O Senado aprovou em definitivo, na última terça-feira, a proposta de emenda à Constituição (PEC) que amplia os direitos trabalhistas da empregadas e empregados domésticos, conhecida como PEC das Domésticas.
A votação foi por unanimidade. Foram 66 votos favoráveis e nenhum contrário. Na próxima terça, às 10 horas, a PEC será promulgada em sessão conjunta da Câmara e Senado e após ser publicada no Diário Oficial da União, se transformará em lei, uma vez que não é necessária a sanção presidencial.
O Diário do Litoral esclarece as principais mudanças que vão ocorrer nesse setor. O texto estende aos empregados domésticos 16 direitos assegurados hoje aos demais trabalhadores urbanos e rurais regidos pela Consolidação das Leis do Trabalho (CLT), incluindo obrigatoriedade de recolhimento do Fundo de Garantia do Tempo de Serviço (FGTS), hora extra e adicional noturno.

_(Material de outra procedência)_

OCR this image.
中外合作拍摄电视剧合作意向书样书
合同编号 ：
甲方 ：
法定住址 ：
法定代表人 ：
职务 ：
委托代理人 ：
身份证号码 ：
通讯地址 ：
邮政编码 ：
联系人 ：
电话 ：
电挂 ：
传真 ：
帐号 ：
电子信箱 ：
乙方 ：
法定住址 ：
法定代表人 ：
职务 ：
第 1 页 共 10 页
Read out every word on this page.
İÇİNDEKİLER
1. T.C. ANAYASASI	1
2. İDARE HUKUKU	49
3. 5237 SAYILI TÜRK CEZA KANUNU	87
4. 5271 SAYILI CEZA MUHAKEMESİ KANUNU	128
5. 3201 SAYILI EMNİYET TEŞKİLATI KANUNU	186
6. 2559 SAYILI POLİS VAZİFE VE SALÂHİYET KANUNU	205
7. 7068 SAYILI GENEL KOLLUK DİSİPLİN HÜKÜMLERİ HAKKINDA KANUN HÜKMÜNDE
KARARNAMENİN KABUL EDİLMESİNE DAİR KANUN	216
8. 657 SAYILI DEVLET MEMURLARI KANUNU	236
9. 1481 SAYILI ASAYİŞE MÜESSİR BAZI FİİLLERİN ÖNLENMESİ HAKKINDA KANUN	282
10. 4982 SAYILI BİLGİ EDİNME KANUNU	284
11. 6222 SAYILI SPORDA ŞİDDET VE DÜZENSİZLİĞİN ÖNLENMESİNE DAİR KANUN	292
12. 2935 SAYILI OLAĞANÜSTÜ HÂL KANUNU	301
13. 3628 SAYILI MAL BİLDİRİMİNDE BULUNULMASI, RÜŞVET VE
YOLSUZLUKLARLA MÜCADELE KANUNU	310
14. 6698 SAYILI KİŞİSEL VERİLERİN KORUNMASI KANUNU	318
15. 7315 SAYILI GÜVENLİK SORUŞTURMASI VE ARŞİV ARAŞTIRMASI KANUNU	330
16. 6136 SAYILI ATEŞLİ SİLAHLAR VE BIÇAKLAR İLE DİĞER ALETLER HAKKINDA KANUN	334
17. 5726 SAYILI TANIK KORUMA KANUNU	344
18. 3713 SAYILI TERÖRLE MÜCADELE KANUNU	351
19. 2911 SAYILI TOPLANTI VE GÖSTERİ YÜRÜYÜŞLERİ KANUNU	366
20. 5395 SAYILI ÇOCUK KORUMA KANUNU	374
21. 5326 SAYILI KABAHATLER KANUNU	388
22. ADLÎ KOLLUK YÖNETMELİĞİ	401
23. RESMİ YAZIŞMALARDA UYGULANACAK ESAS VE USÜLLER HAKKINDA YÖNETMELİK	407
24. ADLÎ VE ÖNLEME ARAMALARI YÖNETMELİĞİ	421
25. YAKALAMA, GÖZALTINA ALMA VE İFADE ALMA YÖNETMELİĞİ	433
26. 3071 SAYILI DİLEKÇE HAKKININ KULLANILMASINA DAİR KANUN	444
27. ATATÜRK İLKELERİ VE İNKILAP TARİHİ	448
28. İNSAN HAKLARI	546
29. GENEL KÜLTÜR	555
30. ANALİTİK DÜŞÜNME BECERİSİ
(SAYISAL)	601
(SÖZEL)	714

Além disso, passa a ser obrigatório o aviso prévio de 30 dias antes de demissão sem justa causa ou de pedido de demissão por parte do trabalhador.
A categoria reúne 6,6 milhões de brasileiros, sendo a maioria formada por mulheres (6,2 milhões).
Com a promulgação, na próxima terça-feira, a publicação no Diário da União deverá ocorrer na quarta, passando a valer imediatamente em todo o País.
Controle de horário gera muita polêmica
Uma dúvida que está assustando os patrões é em relação ao controle de ponto das empregadas domésticas e de como eles farão isso.
Os sindicatos das domésticas e dos patrões concordam num ponto: os patrões serão os responsáveis por controlar todos os horários das empregadas, inclusive com as suas horas-extras.
O Sindoméstica está elaborando algumas opções. E lembra: as trabalhadoras não podem trabalhar oito horas sem intervalo para suas refeições, pois isso fere a nova legislação.

A presidente do Sindicato dos Empregadores Domésticos do Estado de São Paulo, Margareth Galvão Carbinato, diz à imprensa, que tem uma visão completamente diferente sobre a PEC 478/10, que foi aprovada.
Ela diz que a inclusão de tantos direitos tornará inviável a contratação de uma empregada doméstica. “As empregadas domésticas estão batendo palmas para a proposta hoje, mas vão chorar amanhã. É óbvio que muitas serão demitidas, pois a maioria das famílias não terá condições de mantê-las no emprego”, diz Margareth.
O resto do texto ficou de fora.